Il primo brano lascia intravedere quella che sarà un'esibizione maiuscola in una serata che non vuole sentire neanche accennata la parola "amarcord". Parte del merito va anche all'impianto audio: assolutamente all'altezza in quanto a quantità e qualità delle elettroniche impiegate. Il basso è l'unico strumento preamplificato, gli altri sono presi sul palco con microfoni standing, quindi inviati e miscelati dal mixer. Ne esce un suono molto pulito, con un buon contenuto acustico, privo di esuberanze artefatte che si accoppia benissimo all'acustica del teatro.

Sempre in mezzo agli applausi, Holland presenta dal loro ultimo album, un brano scritto da Nelson: Go Fly A Kite, brano più breve, rilassato. Proprio al vibrafonista tocca il primo assolo su cui è incentrato il pezzo: privo di accompagnamento, in un silenzio totale, si esibisce in una caleidoscopica progressione.
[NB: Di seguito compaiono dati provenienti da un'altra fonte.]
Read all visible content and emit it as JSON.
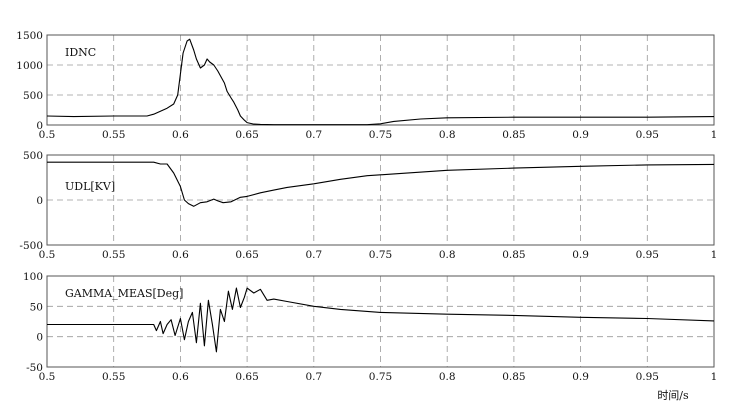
{
  "chart_data": [
    {
      "type": "line",
      "title": "IDNC",
      "xlim": [
        0.5,
        1.0
      ],
      "ylim": [
        0,
        1500
      ],
      "x_ticks": [
        "0.5",
        "0.55",
        "0.6",
        "0.65",
        "0.7",
        "0.75",
        "0.8",
        "0.85",
        "0.9",
        "0.95",
        "1"
      ],
      "y_ticks": [
        "1500",
        "1000",
        "500",
        "0"
      ],
      "grid": true,
      "color": "#000000",
      "series": [
        {
          "x": [
            0.5,
            0.52,
            0.55,
            0.575,
            0.58,
            0.585,
            0.59,
            0.595,
            0.598,
            0.6,
            0.602,
            0.605,
            0.607,
            0.61,
            0.612,
            0.615,
            0.618,
            0.62,
            0.622,
            0.625,
            0.628,
            0.63,
            0.633,
            0.635,
            0.638,
            0.64,
            0.643,
            0.645,
            0.648,
            0.65,
            0.655,
            0.66,
            0.67,
            0.7,
            0.74,
            0.75,
            0.76,
            0.78,
            0.8,
            0.85,
            0.9,
            0.95,
            1.0
          ],
          "y": [
            150,
            140,
            150,
            150,
            180,
            230,
            280,
            350,
            500,
            850,
            1200,
            1400,
            1430,
            1250,
            1100,
            950,
            1000,
            1100,
            1050,
            1000,
            900,
            820,
            700,
            560,
            450,
            380,
            250,
            150,
            80,
            40,
            15,
            10,
            5,
            5,
            5,
            20,
            60,
            100,
            120,
            130,
            130,
            130,
            140
          ]
        }
      ]
    },
    {
      "type": "line",
      "title": "UDL[KV]",
      "xlim": [
        0.5,
        1.0
      ],
      "ylim": [
        -500,
        500
      ],
      "x_ticks": [
        "0.5",
        "0.55",
        "0.6",
        "0.65",
        "0.7",
        "0.75",
        "0.8",
        "0.85",
        "0.9",
        "0.95",
        "1"
      ],
      "y_ticks": [
        "500",
        "0",
        "-500"
      ],
      "grid": true,
      "color": "#000000",
      "series": [
        {
          "x": [
            0.5,
            0.55,
            0.58,
            0.585,
            0.59,
            0.595,
            0.6,
            0.603,
            0.606,
            0.61,
            0.615,
            0.62,
            0.625,
            0.628,
            0.632,
            0.638,
            0.645,
            0.65,
            0.66,
            0.67,
            0.68,
            0.7,
            0.72,
            0.74,
            0.75,
            0.76,
            0.8,
            0.85,
            0.9,
            0.95,
            1.0
          ],
          "y": [
            420,
            420,
            420,
            400,
            400,
            300,
            150,
            0,
            -40,
            -70,
            -30,
            -20,
            10,
            -10,
            -30,
            -20,
            30,
            40,
            80,
            110,
            140,
            180,
            230,
            270,
            280,
            290,
            330,
            355,
            375,
            390,
            395
          ]
        }
      ]
    },
    {
      "type": "line",
      "title": "GAMMA_MEAS[Deg]",
      "xlim": [
        0.5,
        1.0
      ],
      "ylim": [
        -50,
        100
      ],
      "x_ticks": [
        "0.5",
        "0.55",
        "0.6",
        "0.65",
        "0.7",
        "0.75",
        "0.8",
        "0.85",
        "0.9",
        "0.95",
        "1"
      ],
      "y_ticks": [
        "100",
        "50",
        "0",
        "-50"
      ],
      "grid": true,
      "color": "#000000",
      "series": [
        {
          "x": [
            0.5,
            0.55,
            0.58,
            0.582,
            0.585,
            0.587,
            0.59,
            0.593,
            0.596,
            0.6,
            0.603,
            0.606,
            0.609,
            0.612,
            0.615,
            0.618,
            0.621,
            0.624,
            0.627,
            0.63,
            0.633,
            0.636,
            0.639,
            0.642,
            0.645,
            0.648,
            0.65,
            0.655,
            0.66,
            0.665,
            0.67,
            0.68,
            0.7,
            0.72,
            0.75,
            0.8,
            0.85,
            0.9,
            0.95,
            1.0
          ],
          "y": [
            20,
            20,
            20,
            10,
            25,
            5,
            20,
            28,
            2,
            30,
            -5,
            25,
            40,
            -10,
            55,
            -15,
            60,
            20,
            -25,
            45,
            25,
            75,
            45,
            80,
            48,
            65,
            80,
            72,
            78,
            60,
            62,
            58,
            50,
            45,
            40,
            37,
            35,
            32,
            30,
            26
          ]
        }
      ]
    }
  ],
  "x_axis_unit": "时间/s"
}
Sax tenore e trombone in un rapido fraseggio si scambiano le attenzioni del pubblico anche per lo swingante tema di Not For Nothin', esplorandolo in tutta la sua struttura. Seguono gli assolo di vibrafono e basso (quest'ultimo di chiara matrice mingusiana).

Il ritmo sale con la successiva What Goes Around: una suite con arrangiamenti da big band. L'attenzione è tutta per il sax che improvvisa, alternando atmosfere Free a passaggi melodici, affiancando le accelerazioni della ritmica. Momenti di gloria arrivano anche per una vorticosissima batteria, lanciata come un treno in assolo.
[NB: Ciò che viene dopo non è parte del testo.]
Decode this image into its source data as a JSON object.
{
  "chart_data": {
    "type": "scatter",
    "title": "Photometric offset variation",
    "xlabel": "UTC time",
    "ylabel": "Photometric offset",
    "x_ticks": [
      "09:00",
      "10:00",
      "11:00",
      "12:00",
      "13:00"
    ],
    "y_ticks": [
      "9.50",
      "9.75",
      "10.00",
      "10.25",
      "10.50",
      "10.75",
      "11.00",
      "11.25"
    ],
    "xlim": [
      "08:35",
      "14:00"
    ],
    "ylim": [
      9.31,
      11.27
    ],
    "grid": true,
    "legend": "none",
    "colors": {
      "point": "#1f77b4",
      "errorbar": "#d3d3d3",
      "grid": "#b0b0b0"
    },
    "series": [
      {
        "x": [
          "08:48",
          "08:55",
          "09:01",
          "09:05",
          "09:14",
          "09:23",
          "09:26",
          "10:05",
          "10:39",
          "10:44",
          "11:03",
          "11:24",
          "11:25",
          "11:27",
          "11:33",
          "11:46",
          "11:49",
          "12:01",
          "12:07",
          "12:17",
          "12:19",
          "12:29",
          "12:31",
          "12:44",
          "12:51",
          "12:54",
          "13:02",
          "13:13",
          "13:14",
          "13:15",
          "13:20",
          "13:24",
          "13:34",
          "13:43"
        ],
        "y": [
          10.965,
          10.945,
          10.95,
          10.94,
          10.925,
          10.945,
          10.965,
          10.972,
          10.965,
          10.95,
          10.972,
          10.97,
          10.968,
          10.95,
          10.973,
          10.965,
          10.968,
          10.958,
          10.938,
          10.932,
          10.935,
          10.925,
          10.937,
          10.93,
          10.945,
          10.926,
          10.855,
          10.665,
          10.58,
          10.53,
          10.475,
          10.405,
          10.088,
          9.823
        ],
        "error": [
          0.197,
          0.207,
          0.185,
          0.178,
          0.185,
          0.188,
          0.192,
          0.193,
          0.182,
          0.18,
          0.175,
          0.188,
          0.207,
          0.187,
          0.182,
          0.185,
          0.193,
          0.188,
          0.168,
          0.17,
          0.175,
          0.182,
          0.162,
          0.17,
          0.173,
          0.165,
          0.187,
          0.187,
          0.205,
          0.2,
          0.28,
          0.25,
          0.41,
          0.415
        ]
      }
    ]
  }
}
Impegnata a picchiare su ogni sedicesimo, manda il pubblico in delirio: Smith, accompagnato dalle languide armonie del basso, si lascia andare al puro istinto ritmico ciclando come una piovra su hi-hat e tom, su partiture al limite dell'eseguibile.
Il beat dei cymbal e le precisissime toniche del basso accompagnano i solo del sax tenore e del vibrafono nella successiva High Wire. Holland, intercalato nel tema del brano, spinge le sue corde in direzione degli ultimi sessant'anni di evoluzione del suo strumento alternando giri Blues a evoluzioni di derivazione Hard Bop.
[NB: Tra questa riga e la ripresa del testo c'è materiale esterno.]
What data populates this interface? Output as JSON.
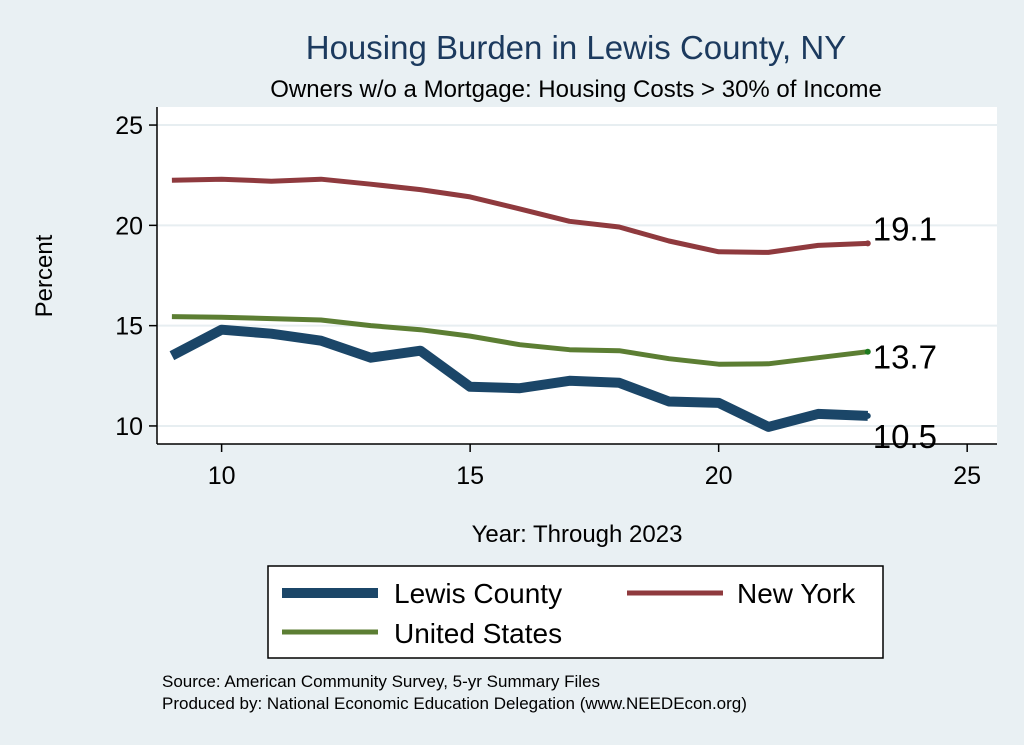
{
  "chart_data": {
    "type": "line",
    "title": "Housing Burden in Lewis County, NY",
    "subtitle": "Owners w/o a Mortgage: Housing Costs > 30% of Income",
    "xlabel": "Year: Through 2023",
    "ylabel": "Percent",
    "xlim": [
      8.7,
      25.6
    ],
    "ylim": [
      9.1,
      25.9
    ],
    "xticks": [
      10,
      15,
      20,
      25
    ],
    "yticks": [
      10,
      15,
      20,
      25
    ],
    "grid": true,
    "x": [
      9,
      10,
      11,
      12,
      13,
      14,
      15,
      16,
      17,
      18,
      19,
      20,
      21,
      22,
      23
    ],
    "series": [
      {
        "name": "Lewis County",
        "color": "#1b4668",
        "values": [
          13.5,
          14.8,
          14.6,
          14.25,
          13.4,
          13.75,
          11.95,
          11.88,
          12.25,
          12.15,
          11.22,
          11.15,
          9.95,
          10.6,
          10.5
        ],
        "end_label": "10.5"
      },
      {
        "name": "New York",
        "color": "#8f3a3e",
        "values": [
          22.25,
          22.3,
          22.2,
          22.3,
          22.05,
          21.78,
          21.42,
          20.82,
          20.2,
          19.92,
          19.22,
          18.68,
          18.65,
          19.0,
          19.1
        ],
        "end_label": "19.1"
      },
      {
        "name": "United States",
        "color": "#5c7e33",
        "values": [
          15.45,
          15.42,
          15.35,
          15.28,
          15.0,
          14.8,
          14.48,
          14.05,
          13.8,
          13.75,
          13.35,
          13.08,
          13.1,
          13.4,
          13.7
        ],
        "end_label": "13.7"
      }
    ],
    "legend": {
      "placement": "bottom",
      "entries": [
        "Lewis County",
        "New York",
        "United States"
      ]
    },
    "source_lines": [
      "Source: American Community Survey, 5-yr Summary Files",
      "Produced by: National Economic Education Delegation (www.NEEDEcon.org)"
    ]
  }
}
Dall'album Points Of View (ECM, 2000) arriva

Bedouin Trail. Anche qui silenzio totale per assistere ai volteggi acrobatici del trombone, il solista principale del brano. La coulisse disegna incroci melodici dove note vellutate scese al limite del vibrato lasciano il posto a veloci fraseggi. Eubanks si conferma uno dei grandi dello strumento, ed il suo rimarrà uno dei solo (sarebbe più corretto dire "una delle lezioni") più interessanti della serata. Un assolo contemporaneamente introspettivo, dinamico e misterioso. Sospinto dalle note basse del leader, un assolo al limite dell'apnea che spreme tutte le tonalità dello strumento. Si agganciano poi al brano anche il soprano di Potter, i rintocchi eterei di Nelson e le spazzolate di Smith per disegnare, con l'onnipresente elettrocardiogramma ritmico di Holland un'atmosfera notturna e rarefatta.
Dopo quasi due ore di concerto Holland propone Free For All, ultimo brano in scaletta, brano nuovo del loro repertorio, una vera chicca regalata all'ascolto dei presenti. L'ouverture è dello stesso leader in assolo, la scena passa poi ad un duetto di fiati e, nel finale, la percussiva esibizione del batterista che spazia dal tribale alla Fusion agganciando e rilasciando prismatiche figure ritmiche.

Arriviamo a due ore di concerto in un solo set, ma fortunatamente, Holland è esattamente come si è mostrato sul palco: pacato, ma anche generoso e di certo, non può restare indifferente alla richiesta del pubblico per un bis che puntualmente arriva: Dream Of The Elders, dall'album omonimo del 1995, brano del repertorio Bop del nostro. In un habitat musicalmente più rilassato, trombone e sax si distendono in liquidi fraseggi guidati da una batteria che, per la prima volta nella serata, abbandona la propria indole poliritmica per allinearsi a passaggi più metronometrici.

"Boia dehh, hanno sonao di nullaa" è stato il commento di due ragazzi livornesi seduti dietro a me a fine concerto. Commento sintetico, ma esaustivo il loro, al quale non c'è altro da aggiungere. Semplicemente speriamo di rivedere Holland e la sua band presto, magari dopo il prossimo album.

Un grazie va a Musicus Concentus e al loro eccellente lavoro di organizzazione.